Bloomberg: Mideast Domination of Sovereign-Backed Deals at 15-Year High
- PIF, ADIA, QIA contribute 54% of $96 billion deployed in 1H
- Saudi Arabia’s PIF remains the most active sovereign fund
Sovereign wealth funds controlled by oil-rich Middle East countries have furthered their domination of deals done by global state-backed investors to the highest levels in about 15 years.
Institutions including Saudi Arabia’s Public Investment Fund, Abu Dhabi Investment Authority and Qatar Investment Authority made up 54% of the $96 billion deployed by state-controlled funds globally in the first half of 2024, according to data from consultancy GlobalSWF. That’s the highest rate since 2009, it said.
The figures reinforce how important the Middle East’s funds, which together control over $4 trillion of assets, have become for global capital flows. Bankers, investment titans and tech industry chiefs from around the world have been increasingly drawn to the region to help back corporate buyouts, raise new funds or finance their investment plans over the past few years.

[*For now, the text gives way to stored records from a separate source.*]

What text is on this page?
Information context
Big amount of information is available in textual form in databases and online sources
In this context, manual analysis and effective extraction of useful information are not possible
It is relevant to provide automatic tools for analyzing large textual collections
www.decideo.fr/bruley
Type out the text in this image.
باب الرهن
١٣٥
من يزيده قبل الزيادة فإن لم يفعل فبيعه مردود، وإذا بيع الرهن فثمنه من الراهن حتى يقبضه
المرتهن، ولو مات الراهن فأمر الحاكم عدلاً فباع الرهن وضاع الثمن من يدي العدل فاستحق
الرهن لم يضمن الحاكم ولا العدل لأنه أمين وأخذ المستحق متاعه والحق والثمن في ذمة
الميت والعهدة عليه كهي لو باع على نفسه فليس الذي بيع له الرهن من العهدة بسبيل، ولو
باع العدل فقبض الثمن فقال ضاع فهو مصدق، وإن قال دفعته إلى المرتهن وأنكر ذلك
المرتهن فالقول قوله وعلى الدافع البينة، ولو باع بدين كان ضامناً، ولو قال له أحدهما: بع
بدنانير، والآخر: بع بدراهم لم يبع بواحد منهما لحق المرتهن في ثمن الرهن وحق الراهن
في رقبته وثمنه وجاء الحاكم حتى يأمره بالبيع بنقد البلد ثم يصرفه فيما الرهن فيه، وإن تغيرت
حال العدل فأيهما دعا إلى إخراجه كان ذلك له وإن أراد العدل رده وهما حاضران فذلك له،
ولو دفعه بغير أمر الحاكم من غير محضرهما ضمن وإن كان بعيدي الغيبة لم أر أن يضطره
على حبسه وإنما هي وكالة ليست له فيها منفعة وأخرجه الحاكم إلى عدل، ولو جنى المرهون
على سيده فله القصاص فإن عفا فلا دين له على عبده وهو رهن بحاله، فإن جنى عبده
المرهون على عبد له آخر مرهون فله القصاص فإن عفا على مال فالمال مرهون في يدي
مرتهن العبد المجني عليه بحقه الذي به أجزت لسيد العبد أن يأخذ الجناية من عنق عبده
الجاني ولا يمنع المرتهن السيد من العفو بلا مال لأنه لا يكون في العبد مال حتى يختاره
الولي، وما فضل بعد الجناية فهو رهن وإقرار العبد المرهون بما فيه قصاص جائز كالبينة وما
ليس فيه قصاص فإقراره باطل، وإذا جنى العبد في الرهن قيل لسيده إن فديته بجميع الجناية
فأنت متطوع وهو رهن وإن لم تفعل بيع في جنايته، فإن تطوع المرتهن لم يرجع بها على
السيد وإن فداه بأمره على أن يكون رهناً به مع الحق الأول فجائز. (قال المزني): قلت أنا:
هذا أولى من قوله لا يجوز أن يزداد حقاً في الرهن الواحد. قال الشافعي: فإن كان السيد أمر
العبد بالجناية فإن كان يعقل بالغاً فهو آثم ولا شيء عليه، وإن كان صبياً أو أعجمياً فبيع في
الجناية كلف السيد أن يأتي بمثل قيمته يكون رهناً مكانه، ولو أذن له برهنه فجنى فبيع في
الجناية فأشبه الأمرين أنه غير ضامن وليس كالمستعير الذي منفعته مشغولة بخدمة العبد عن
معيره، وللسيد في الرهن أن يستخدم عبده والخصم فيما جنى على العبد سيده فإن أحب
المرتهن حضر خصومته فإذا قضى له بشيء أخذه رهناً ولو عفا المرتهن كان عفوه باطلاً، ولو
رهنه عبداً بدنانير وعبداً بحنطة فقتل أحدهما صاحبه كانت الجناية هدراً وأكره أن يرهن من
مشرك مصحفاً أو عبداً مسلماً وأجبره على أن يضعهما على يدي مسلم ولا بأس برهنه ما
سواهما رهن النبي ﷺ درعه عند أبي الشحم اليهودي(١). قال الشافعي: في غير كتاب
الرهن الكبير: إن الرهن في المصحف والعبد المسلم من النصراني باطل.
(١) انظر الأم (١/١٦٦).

“While the market uncertainty has invited global funds to be cautious, Gulf-based and particularly, Abu Dhabi-based funds, have received significant windfall from oil and are more active than ever,” Diego Lopez, managing director of GlobalSWF said in a report.
Still, Saudi Arabia’s PIF remained the most active sovereign fund in the world in the first six months of the year, fueled by asset transfers from the government. The Saudi government has had to find other ways to finance the PIF’s investment activities because oil prices are not high enough to cover state spending.
The prominence of Middle East funds has been rising at a time when many global peers have reduced spending. Asian funds including GIC Pte and Temasek Holdings Pte are among those to have cut investments, dragging down overall deployment by state-backed investors compared to the same period last year, according to the report.
While in absolute terms the amount invested by sovereign funds from Saudi Arabia, the United Arab Emirates, Qatar, Kuwait, Oman and Bahrain has fallen, as a portion of total state-controlled investment globally it has risen, the data show.
Not all of this cash is flowing out of the region though. For example, the PIF’s largest deal was domestically focused. While Lunate, an Abu Dhabi-based fund that manages $105 billion, acquired a stake in the largest office tower in Dubai.